Audience segmentation means splitting a large audience into smaller groups based on factors like
age, gender, income, location, interests and lifestyle. This helps media products and campaigns
hit the right people in the right way.
What is Audience Segmentation?
Audience segmentation is the process of dividing potential customers or users into
groups that share similar characteristics. These characteristics can include
demographics (age, gender, income), geographics (where they live),
psychographics (values, attitudes, lifestyle) and behaviour
(buying habits, loyalty, usage patterns).
Understanding segments helps producers design media products and campaigns that are more relevant,
appealing and effective for specific groups rather than trying to target “everyone” at once.
Key points you must remember
- Segmentation categories include demographics, geographics, psychographics and behaviour.
- Products can be aimed at mass markets or niche audiences.
- Targeting a clear segment can improve engagement and make marketing more efficient.
- Different segments may prefer different platforms, styles and content types.
- Exam questions often ask you to match a product or idea to a suitable audience segment.
Audience Segmentation at a Glance
These infographics summarise how audiences are divided into segments and how to use this in exam answers.
- Demographics: age, gender, income, education, family status, job.
- Geographics: country, region, city, climate, urban vs rural.
- Psychographics: values, attitudes, opinions, lifestyle, interests.
- Behaviour: buying habits, brand loyalty, usage frequency, benefits sought.
- Mass vs niche: broad mainstream audiences vs smaller specialist groups.
- Exam link: state which segment the product is aimed at and why.
Demographic · Lifestyle · Behaviour
- Product design: choose content, style, features and platforms that suit the target segment.
- Messaging: adapt language, tone and imagery to match audience interests and values.
- Media planning: select channels (social platforms, TV, print, outdoor) your segment actually uses.
- Testing: use research to check if a segment understands and responds to the product.
- Exam tip: write “This targets [segment] because…” and refer to specific design choices.
- 9-mark boost: compare how effective a product is for two different segments.

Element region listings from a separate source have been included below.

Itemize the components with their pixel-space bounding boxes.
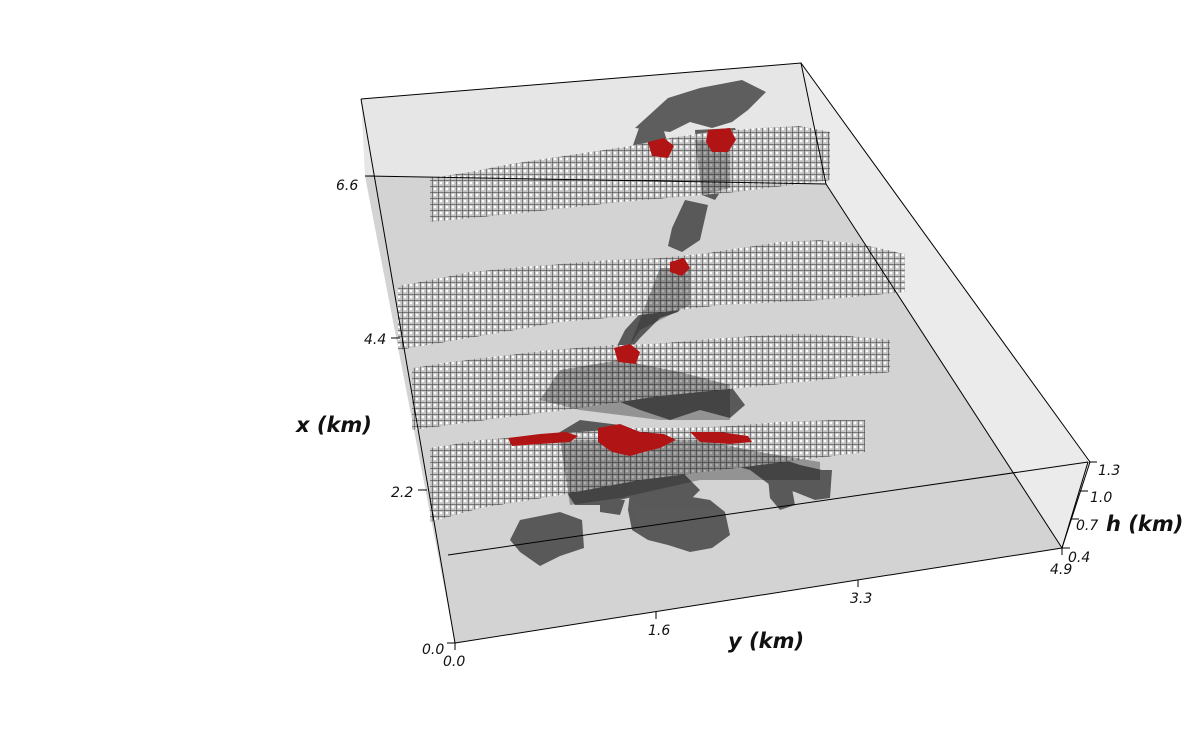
bounding-box [360, 62, 1091, 644]
h-axis-ticks [1062, 461, 1097, 549]
y-tick-label-1: 1.6 [648, 623, 670, 639]
slice-2 [412, 334, 890, 430]
slice-3 [398, 240, 905, 350]
highlight-region [598, 424, 676, 456]
highlight-regions [508, 128, 752, 456]
h-axis-title: h (km) [1106, 512, 1183, 536]
highlight-region [690, 432, 752, 444]
highlight-region [614, 344, 640, 364]
highlight-region [648, 138, 674, 158]
y-axis-title: y (km) [728, 629, 804, 653]
y-tick-label-2: 3.3 [850, 591, 872, 607]
x-tick-label-0: 0.0 [422, 642, 444, 658]
slice-1 [430, 420, 865, 522]
h-tick-label-2: 1.0 [1090, 490, 1112, 506]
h-tick-label-3: 1.3 [1098, 463, 1120, 479]
h-tick-label-0: 0.4 [1068, 550, 1090, 566]
y-tick-label-3: 4.9 [1050, 562, 1072, 578]
y-tick-label-0: 0.0 [443, 654, 465, 670]
x-tick-label-3: 6.6 [336, 178, 358, 194]
x-axis-title: x (km) [295, 413, 372, 437]
h-tick-label-1: 0.7 [1076, 518, 1098, 534]
highlight-region [670, 258, 690, 276]
slice-sections [398, 126, 905, 522]
y-axis-ticks [454, 548, 1063, 650]
dark-body-overlay [540, 140, 820, 505]
highlight-region [508, 432, 578, 446]
right-wall [801, 63, 1090, 548]
x-tick-label-1: 2.2 [391, 485, 413, 501]
x-axis-ticks [365, 175, 455, 644]
highlight-region [706, 128, 736, 152]
slice-4 [430, 126, 830, 222]
x-tick-label-2: 4.4 [364, 332, 386, 348]
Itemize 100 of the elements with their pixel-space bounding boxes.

Targeting · Design · Impact
Games to Practise Audience Segmentation
Use these games to practise matching media products to segments, choosing platforms and
sharpening your explanation skills for exam questions.
Product design
Audience Matcher
Use segmentation categories such as age, income, lifestyle and interests to
match media products to the correct audience.
MCQs
Segmentation
Targeting
Mixed exam
Explain It! 2-Mark Engine
Practise perfect 2-mark answers for advantages, disadvantages and differences
with instant feedback on structure and detail.
2 markers
PEE structure
Targeted practice
All topics
iMedia Genius
The flagship exam-style quiz covering every R093 question type: MCQs, short answers,
binary questions, bonus rounds and timed scoring.
Exam-style
All R093 content
Mixed difficulty
Audiences
Audience Segmentation Simulator
Match campaigns to demographic, psychographic and behavioural segments – practise exam-style audience reasoning.
Arcade quiz
Audience
Segmentation
Exam Practice – Audience Segmentation
Q1. State one way an audience can be segmented. (1 mark)
Technique: Give one clear category such as age, gender, income,
location or interests.
Q2. Explain one reason why a games company might target a niche audience instead of a mass audience. (2 marks)
Technique: Make one clear point (e.g. more focused marketing, stronger
brand loyalty) and then explain the impact on the success of the product.
Example structure: “Targeting a niche is useful because… This means that…”
Q3. Describe one way a streaming service could use audience segmentation to recommend shows. (3 marks)
Technique: Describe a specific method (e.g. tracking viewing history or
interests) and then develop your answer by explaining how this helps match content to users.
Q4. Explain two reasons why it is important to identify the age range of the target audience when designing a mobile game. (4 marks)
Technique: Give two separate reasons (e.g. difficulty level, content
suitability, PEGI rating, controls). For each, explain how it affects design decisions.
Q5. A company is launching a new eco-friendly sports drink. Discuss how audience segmentation
could be used to plan a media campaign for the product, and explain how targeting different
segments might change the choice of platforms and messages. (9 marks)
Technique: Refer to different segments (e.g. teens who play sport,
young professionals, fitness enthusiasts). Explain how each segment might prefer different
platforms, visuals and messages. Finish with a justified conclusion about which segments
are most important.
- Paragraph 1: Identify possible segments using demographics and lifestyle.
- Paragraph 2: Explain how platforms (social media, posters, influencers) might change by segment.
- Paragraph 3: Explain how messages (health benefits, performance, eco values) might be emphasised differently.
- Final paragraph: Conclusion – which segment(s) to prioritise and why.
Can You Now…?
- List key audience segmentation categories.
- Explain the difference between mass and niche audiences.
- Suggest suitable segments and platforms for different media products.